Traditionally, clothing has played a major role in civilization because it helps people adapt to changing environments comfortably [1,2]. Clothing has been designed to assist the daily activities of humans with various features such as warming up the body in cold weather, protecting the body from external threats, and providing surplus room to carry necessary items [3,4,5,6].
Recent advances in electronics, wearable devices, and the Internet of things have led to the emergence of smart clothing [7,8,9,10,11]. Various types of smart clothing have been reported with the advantages of detecting the surrounding environment and protecting the human body simultaneously [12,13]. Early smart fibers for smart clothing mostly comprised bulky and complex electronic devices [14,15]. The recent ones have thread-type conductive fibers with good sensitivity and flexibility [16,17,18,19,20,21]. Smart fiber technology can be adapted to various applications such as human motion detection, real-time fitness monitoring, and human mobility pattern research [22,23,24,25,26,27,28,29,30].
Herein, we fabricate a textile-based piezoelectric sensor using polyvinylidene fluoride (PVDF), which is flexible, lightweight, and sensitive [31,32]. Specifically, the textile structure is implemented by curling PVDF with threads in a helical form. Through the helicoidal geometry, the combined sensing structure shows high stability and durability under repetitive mechanical deformation [33,34]. In addition, by using piezoelectric properties coupled with the interaction between the electrical charge and mechanical strain [35], the mechanical deformation of the sensor can be measured using the electrical response of the sensor while maintaining flexibility. Figure 1 illustrates the schematic of the textile-based piezoelectric sensor. Previous methods of fabricating textile-based piezoelectric sensors have been reported by utilizing heat-spun piezoelectric yarns [36,37]. Unlike from the previous studies, we focus on the helical combination of a film-type piezoelectric material and thread core that enables implementing fibrous characteristics with good sensing stability and durability [33]. Energy harvesters [34,38] and sensors [34] have been reported by using piezoelectric materials combined with threads in a helical structure. Unlike the previous studies, we focus on the sensing characteristic of the helical piezoelectric sensor.
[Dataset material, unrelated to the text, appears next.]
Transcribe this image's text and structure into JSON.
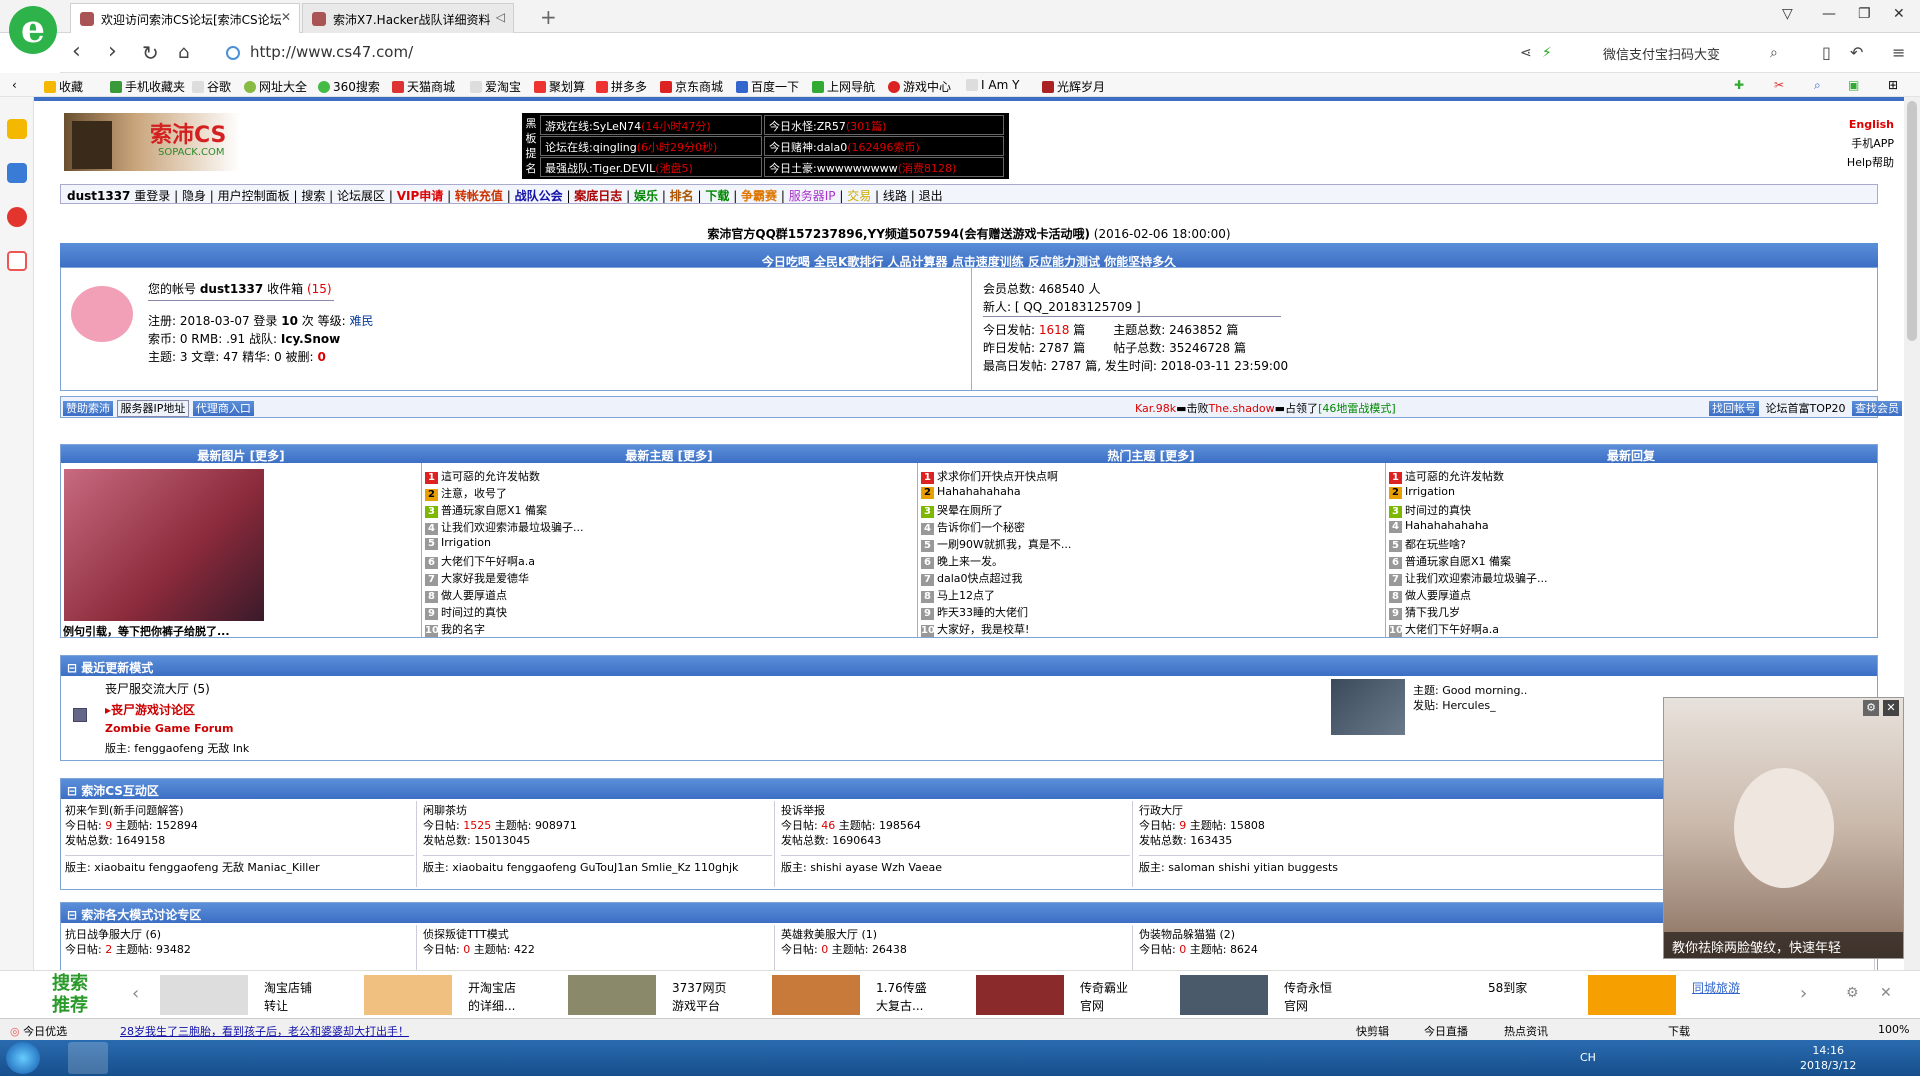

Specifically, we compare the repeatability and sensing characteristics of the sensor and its expanded textile form to suggest the feasibility of the proposed sensor for biometric applications.
The main contributions of this paper are as follows: (i) we present the detailed manufacturing process of the textile-based piezoelectric sensor with a helical structure, (ii) analyze the electrical properties of the sensor, and (iii) demonstrate the smart textile by weaving the piezoelectric sensor.
The remainder of this paper is organized as follows. Section 2 presents the manufacturing process of the sensor. Section 3 describes the experimental setup used to measure the electrical response of the piezoelectric sensor according to the applied flexural loading. Section 4 analyzes the sensing results of the piezoelectric sensor and smart textile. Section 5 discusses the possible applications of the proposed sensor. The conclusions are summarized in Section 6.

2. Fabrication

2.1. Fabrication of a Piezoelectric Sensor with a Helical Structure

We fabricated a piezoelectric sensor by attaching a PVDF film with a helical structure on a thread. Figure 2a–e show the manufacturing process of the piezoelectric sensor. A PVDF film (Measurement Specialties Inc., Hampton, VA, USA) was cut with a thickness of 28   μ m in an ax shape, as illustrated in Figure 2a. Then, a customized flexible printed circuit board (FPCB) electrode was attached to the PVDF film using a carbon conductive adhesive tape (Nisshin EM Co., Ltd., Tokyo, Japan). Specifically, the FPCB electrode was connected to a wider part of the PVDF film, as shown in Figure 2b. Then, the PVDF film was curled on a thread (length: 85   m m ; diameter: 3   m m ; cotton: 100%) as a helical structure, as depicted in Figure 2c. Then, the combined structure of the thread and the PVDF film was coated with a polyethylene terephthalate (PET) film tape (thickness: 20   μ m ; Saehan Co., Ltd., Ansan, Korea), as shown in Figure 2d. Finally, the wrapped surface was surrounded with six threads (see Figure 2e). The fabricated sensor had a thickness of 4   m m and a capacitance of 212 p F , measured by a 7 1 2 -digit graphic sampling multimeter, Keithley DMM7510 (Keithley Instruments, Cleveland, OH, USA).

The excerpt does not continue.